Dua penyebab utama hilangnya tanah ulayat tersebut, kata Kurnia, pertama; Tanah telah dilepas kepada investor dan diberikan status Hak Guna Usaha (HGU) tanpa sertifikat resmi. Kedua, setelah HGU habis, tanah tanpa sertifikat otomatis beralih menjadi tanah negara.

“Sekarang tidak bisa lagi sekadar tunjuk batas ulayat. Harus ada patok dan peta resmi yang dikeluarkan BPN,” tegasnya.

Kurnia juga mendorong nagari-nagari untuk segera menyusun tambo ulayat, sebagai dokumen sejarah dan peta hak atas tanah, yang dapat digunakan sebagai dasar pendaftaran ke dalam Buku Tanah milik negara.

Sementara itu, Kepala Kanwil BPN Sumbar Teddi Guspriadi mengingatkan pentingnya legalitas tanah ulayat. “Jangan sampai tanah milik masyarakat, tapi sertifikatnya dipegang orang lain,” katanya.

Ketua LKAAM Sumbar Prof.
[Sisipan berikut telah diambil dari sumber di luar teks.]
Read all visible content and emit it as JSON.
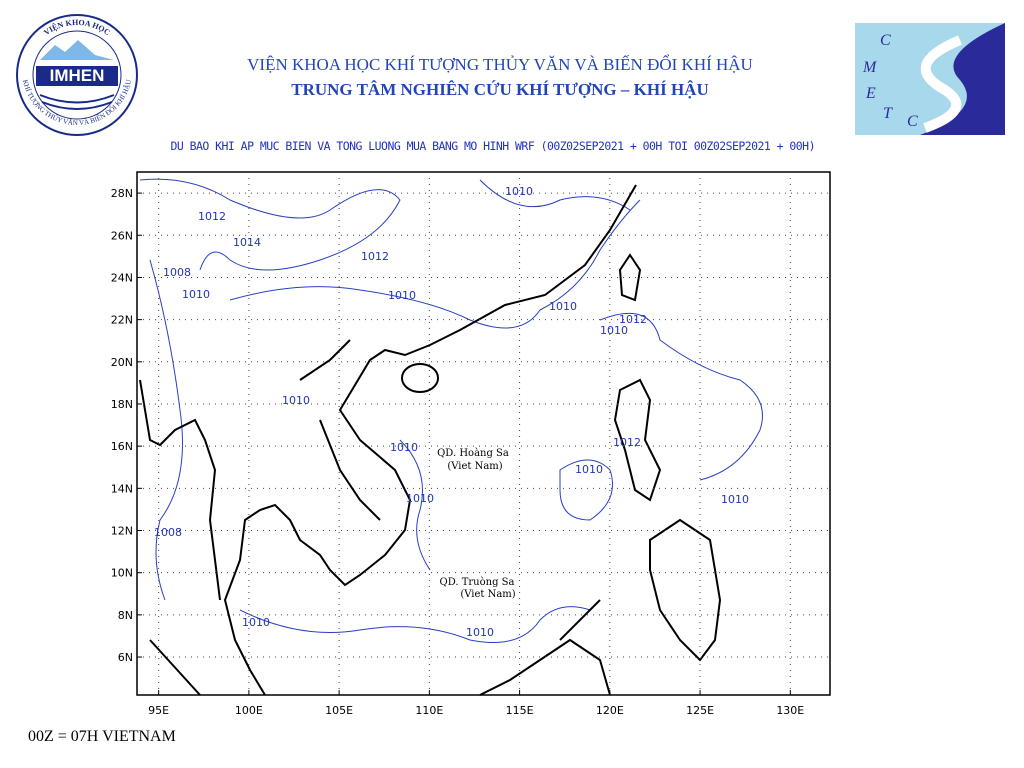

Dr. Fauzi Bahar juga menegaskan bahwa satu-satunya bukti hukum yang sah atas tanah hanyalah sertifikat. Sedangkan Wendra Yunaldi, dosen hukum Universitas Muhammadiyah Sumbar, berpendapat bahwa penyelesaian konflik antara KAN dan struktur nagari terkait tanah ulayat perlu dirampungkan terlebih dahulu. “Sertifikat itu pilihan, tapi pendataan tanah jauh lebih mendesak,” katanya.

Diskusi ini juga menghadirkan Prof. Salmadanis, ulama dari Tanah Datar yang menyampaikan pendekatan Islam dalam pengelolaan tanah. Ia mencontohkan proses sertifikasi tanah ulayat yang sedang berjalan di Nagari Tabek Patah dan Sungayang, Kabupaten Tanah Datar. Malah sudah selesai.